For the past five years, Samantha Hoff has worked as a wildlife technician for the New York State Department of Environmental Conservation, studying one specific little animal: the bat.
And her research as a doctorate student at the University of Albany revolves around them entirely — more specifically, northern long-eared bat populations across coastal communities in the northeast, including Long Island, Martha’s Vineyard and Nantucket — which she will present on Saturday, October 27, at the South Fork Natural History Museum.
“We may only think of bats as a flitting presence against the light of the moon on a dark night or as a Halloween icon,” according to Education Coordinator Melanie Meade. “In reality, the decline of a migratory species like the northern long-eared bat could have unforeseen effects on widespread ecosystems.”
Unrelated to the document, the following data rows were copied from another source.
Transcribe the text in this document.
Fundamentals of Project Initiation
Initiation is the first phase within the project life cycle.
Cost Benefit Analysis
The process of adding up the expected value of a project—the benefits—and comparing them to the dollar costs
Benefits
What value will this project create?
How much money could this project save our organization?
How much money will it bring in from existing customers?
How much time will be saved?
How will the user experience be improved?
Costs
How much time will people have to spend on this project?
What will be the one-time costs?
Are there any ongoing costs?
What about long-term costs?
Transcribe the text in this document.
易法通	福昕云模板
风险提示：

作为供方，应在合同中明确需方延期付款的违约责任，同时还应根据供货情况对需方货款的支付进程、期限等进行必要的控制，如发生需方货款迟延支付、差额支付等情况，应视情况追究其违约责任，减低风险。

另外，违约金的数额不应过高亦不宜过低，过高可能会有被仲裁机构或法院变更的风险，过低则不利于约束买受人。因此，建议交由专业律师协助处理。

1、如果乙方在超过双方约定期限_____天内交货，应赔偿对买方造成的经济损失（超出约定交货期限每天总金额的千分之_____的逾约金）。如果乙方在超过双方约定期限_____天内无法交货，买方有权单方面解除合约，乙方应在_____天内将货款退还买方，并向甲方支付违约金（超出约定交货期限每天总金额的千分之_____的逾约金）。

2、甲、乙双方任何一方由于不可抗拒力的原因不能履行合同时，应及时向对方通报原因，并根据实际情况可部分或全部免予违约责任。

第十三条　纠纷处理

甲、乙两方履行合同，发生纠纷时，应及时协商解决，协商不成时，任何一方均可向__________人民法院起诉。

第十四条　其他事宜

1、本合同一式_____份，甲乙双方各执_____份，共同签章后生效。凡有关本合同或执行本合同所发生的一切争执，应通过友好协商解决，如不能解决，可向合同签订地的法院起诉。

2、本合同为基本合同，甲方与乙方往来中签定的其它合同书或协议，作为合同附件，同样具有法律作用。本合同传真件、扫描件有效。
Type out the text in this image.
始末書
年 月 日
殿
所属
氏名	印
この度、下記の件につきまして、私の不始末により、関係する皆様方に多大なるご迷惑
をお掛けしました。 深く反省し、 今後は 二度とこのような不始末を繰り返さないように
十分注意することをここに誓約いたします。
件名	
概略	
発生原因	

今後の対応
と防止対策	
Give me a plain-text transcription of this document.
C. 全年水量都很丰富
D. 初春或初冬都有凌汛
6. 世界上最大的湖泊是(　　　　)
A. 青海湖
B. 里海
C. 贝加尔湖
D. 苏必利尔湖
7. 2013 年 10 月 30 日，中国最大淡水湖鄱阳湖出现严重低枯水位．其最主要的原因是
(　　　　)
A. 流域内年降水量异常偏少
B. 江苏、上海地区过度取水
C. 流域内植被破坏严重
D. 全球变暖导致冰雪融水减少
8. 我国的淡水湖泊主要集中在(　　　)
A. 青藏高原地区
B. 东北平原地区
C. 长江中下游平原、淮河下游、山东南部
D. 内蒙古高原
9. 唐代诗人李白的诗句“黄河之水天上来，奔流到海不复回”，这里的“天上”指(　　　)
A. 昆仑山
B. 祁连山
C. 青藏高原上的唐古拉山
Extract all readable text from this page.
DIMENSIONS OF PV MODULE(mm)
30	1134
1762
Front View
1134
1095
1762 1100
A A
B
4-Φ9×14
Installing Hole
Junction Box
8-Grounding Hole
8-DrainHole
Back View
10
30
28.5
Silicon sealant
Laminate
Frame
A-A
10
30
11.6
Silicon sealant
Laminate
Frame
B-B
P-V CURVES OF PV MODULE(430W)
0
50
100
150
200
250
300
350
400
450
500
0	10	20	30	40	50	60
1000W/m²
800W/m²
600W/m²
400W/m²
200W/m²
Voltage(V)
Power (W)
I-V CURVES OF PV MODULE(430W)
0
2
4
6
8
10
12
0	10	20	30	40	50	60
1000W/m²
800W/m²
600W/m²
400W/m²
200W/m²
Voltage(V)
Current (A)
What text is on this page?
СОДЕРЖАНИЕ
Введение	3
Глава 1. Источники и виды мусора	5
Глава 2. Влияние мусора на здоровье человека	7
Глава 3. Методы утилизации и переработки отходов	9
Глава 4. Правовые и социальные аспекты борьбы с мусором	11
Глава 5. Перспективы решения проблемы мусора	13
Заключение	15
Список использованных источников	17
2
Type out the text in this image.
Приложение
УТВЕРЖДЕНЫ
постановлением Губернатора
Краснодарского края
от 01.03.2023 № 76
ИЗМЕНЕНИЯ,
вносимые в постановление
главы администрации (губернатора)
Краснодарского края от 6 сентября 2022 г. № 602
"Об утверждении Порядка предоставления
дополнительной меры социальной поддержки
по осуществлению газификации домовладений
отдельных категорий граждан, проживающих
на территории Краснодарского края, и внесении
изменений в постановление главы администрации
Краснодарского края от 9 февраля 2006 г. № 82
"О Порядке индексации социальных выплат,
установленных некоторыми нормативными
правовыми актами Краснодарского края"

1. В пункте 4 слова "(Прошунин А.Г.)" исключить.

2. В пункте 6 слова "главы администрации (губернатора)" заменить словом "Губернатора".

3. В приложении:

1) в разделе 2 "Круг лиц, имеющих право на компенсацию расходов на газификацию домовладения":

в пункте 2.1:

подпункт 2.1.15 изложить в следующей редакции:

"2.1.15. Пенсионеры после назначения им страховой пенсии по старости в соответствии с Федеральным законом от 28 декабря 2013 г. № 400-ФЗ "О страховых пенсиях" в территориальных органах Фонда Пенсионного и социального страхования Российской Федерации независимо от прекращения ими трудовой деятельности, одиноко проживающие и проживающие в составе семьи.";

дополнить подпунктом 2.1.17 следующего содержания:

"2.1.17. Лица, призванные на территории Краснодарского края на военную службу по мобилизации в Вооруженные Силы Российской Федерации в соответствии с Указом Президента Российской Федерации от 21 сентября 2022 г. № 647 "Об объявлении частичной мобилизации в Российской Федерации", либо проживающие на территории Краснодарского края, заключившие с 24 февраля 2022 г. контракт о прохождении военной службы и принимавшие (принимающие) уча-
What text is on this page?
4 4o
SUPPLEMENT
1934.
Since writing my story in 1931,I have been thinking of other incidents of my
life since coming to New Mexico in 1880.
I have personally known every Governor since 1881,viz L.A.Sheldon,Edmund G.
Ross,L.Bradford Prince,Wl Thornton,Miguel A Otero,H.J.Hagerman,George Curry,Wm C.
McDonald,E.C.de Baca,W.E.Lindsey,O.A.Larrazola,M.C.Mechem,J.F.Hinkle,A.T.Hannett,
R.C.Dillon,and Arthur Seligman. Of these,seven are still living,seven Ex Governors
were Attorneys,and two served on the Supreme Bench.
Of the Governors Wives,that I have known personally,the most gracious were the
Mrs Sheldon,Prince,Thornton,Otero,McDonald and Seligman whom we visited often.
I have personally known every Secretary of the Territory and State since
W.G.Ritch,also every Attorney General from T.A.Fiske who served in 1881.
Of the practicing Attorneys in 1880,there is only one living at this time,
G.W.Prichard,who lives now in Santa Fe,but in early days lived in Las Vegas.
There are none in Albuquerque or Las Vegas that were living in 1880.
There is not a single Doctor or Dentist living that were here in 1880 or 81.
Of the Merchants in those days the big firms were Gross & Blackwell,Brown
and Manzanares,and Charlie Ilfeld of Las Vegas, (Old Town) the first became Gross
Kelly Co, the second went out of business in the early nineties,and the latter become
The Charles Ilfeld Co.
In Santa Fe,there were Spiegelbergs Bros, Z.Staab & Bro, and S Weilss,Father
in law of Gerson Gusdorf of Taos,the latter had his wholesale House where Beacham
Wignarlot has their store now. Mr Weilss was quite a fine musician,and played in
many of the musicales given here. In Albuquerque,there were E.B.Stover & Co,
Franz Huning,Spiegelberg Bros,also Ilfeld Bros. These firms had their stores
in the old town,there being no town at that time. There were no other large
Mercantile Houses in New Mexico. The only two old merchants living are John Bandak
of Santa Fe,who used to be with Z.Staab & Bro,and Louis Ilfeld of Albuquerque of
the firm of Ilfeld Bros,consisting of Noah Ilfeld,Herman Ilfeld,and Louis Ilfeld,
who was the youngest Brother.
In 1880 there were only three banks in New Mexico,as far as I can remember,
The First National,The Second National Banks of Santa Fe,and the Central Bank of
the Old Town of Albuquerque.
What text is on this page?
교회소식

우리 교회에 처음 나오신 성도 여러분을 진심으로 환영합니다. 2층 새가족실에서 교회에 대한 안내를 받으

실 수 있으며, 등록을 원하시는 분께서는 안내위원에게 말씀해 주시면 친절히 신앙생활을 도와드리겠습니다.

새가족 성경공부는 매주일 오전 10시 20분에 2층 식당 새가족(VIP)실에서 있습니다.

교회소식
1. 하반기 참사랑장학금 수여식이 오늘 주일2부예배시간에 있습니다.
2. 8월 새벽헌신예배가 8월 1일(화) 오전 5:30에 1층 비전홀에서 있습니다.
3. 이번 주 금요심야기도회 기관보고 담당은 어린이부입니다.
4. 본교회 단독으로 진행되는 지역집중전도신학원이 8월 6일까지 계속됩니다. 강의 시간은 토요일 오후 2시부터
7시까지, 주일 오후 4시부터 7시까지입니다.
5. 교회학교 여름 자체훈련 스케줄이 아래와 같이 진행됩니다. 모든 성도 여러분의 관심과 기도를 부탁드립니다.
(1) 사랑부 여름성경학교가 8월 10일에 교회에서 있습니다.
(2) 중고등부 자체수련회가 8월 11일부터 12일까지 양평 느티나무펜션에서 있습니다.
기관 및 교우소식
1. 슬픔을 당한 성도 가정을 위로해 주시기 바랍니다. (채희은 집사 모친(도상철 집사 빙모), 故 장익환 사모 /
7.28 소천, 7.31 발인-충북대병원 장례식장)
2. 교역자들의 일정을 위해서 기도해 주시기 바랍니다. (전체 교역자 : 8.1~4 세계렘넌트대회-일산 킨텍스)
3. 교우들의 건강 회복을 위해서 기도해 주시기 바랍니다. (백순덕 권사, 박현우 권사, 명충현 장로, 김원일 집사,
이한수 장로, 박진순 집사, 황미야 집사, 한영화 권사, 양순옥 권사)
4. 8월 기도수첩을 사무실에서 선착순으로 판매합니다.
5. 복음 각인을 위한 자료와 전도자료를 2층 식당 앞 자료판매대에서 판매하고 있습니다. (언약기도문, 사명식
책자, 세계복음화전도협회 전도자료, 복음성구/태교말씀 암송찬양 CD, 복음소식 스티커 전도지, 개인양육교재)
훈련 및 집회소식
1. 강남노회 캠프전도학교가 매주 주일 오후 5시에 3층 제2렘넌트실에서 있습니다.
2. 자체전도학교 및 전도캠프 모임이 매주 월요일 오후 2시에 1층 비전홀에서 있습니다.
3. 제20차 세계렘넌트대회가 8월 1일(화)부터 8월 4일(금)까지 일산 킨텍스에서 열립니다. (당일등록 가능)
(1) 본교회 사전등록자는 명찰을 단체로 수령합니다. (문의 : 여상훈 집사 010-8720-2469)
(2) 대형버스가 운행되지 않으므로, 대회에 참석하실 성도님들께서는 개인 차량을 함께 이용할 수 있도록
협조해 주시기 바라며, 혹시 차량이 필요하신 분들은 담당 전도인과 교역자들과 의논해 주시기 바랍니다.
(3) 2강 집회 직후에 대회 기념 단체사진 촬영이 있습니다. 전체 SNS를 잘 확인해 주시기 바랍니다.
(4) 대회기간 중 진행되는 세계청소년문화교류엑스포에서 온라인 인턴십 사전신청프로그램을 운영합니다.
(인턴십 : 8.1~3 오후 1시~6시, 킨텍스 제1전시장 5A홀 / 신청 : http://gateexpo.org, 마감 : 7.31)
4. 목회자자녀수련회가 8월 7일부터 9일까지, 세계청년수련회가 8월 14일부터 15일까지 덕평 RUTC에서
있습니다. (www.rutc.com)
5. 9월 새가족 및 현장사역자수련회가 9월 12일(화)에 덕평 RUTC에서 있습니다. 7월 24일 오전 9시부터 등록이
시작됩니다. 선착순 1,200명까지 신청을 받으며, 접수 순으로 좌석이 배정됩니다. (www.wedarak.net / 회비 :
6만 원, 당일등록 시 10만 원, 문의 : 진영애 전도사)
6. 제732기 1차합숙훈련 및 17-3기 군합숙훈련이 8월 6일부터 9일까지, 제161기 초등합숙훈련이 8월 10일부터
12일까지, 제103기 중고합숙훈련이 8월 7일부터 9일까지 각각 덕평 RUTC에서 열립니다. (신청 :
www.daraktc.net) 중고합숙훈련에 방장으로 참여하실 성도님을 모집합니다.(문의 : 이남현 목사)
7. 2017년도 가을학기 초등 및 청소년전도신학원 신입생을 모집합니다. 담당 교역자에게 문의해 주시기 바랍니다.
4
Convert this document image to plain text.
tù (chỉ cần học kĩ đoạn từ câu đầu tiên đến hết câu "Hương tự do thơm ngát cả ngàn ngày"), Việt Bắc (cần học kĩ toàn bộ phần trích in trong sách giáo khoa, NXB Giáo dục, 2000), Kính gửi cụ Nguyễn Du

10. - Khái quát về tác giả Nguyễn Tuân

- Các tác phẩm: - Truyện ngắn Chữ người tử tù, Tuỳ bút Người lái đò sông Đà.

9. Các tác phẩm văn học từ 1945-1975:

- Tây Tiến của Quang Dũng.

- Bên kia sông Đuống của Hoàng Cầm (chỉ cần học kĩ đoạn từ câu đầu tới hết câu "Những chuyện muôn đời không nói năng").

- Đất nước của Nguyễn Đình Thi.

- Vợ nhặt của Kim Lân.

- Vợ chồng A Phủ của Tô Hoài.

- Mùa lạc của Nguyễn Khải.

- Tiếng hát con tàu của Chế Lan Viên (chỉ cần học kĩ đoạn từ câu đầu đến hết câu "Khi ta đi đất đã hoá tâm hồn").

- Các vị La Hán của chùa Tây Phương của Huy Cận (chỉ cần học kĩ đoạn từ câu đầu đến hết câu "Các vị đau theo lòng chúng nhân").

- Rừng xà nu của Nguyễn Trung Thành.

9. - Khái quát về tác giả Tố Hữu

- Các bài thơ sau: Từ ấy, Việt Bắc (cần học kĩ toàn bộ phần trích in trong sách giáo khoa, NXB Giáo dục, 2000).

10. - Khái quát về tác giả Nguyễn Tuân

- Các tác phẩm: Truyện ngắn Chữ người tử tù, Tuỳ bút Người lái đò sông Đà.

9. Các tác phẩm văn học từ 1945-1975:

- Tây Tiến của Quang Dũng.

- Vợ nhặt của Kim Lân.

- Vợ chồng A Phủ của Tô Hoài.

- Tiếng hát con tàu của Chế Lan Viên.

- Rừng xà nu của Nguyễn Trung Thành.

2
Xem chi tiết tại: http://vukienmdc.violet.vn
Formerly a common species, northern long-eared bats are now rarely encountered, due to devastating population declines resulting from white-nose syndrome. Since the arrival of this invasive fungal disease in 2006, these bats have experienced rapid extirpation from hibernation sites, leading to a federal listing of Threatened in 2015.
Despite this trend, recent evidence shows populations off the coast of the northeastern United States are persisting despite exposure to the disease. Ongoing research investigating the mechanisms allowing these populations to persist includes tracking bats to find hibernation sites, studying winter activity patterns and the availability of prey, and testing for prevalence of the disease.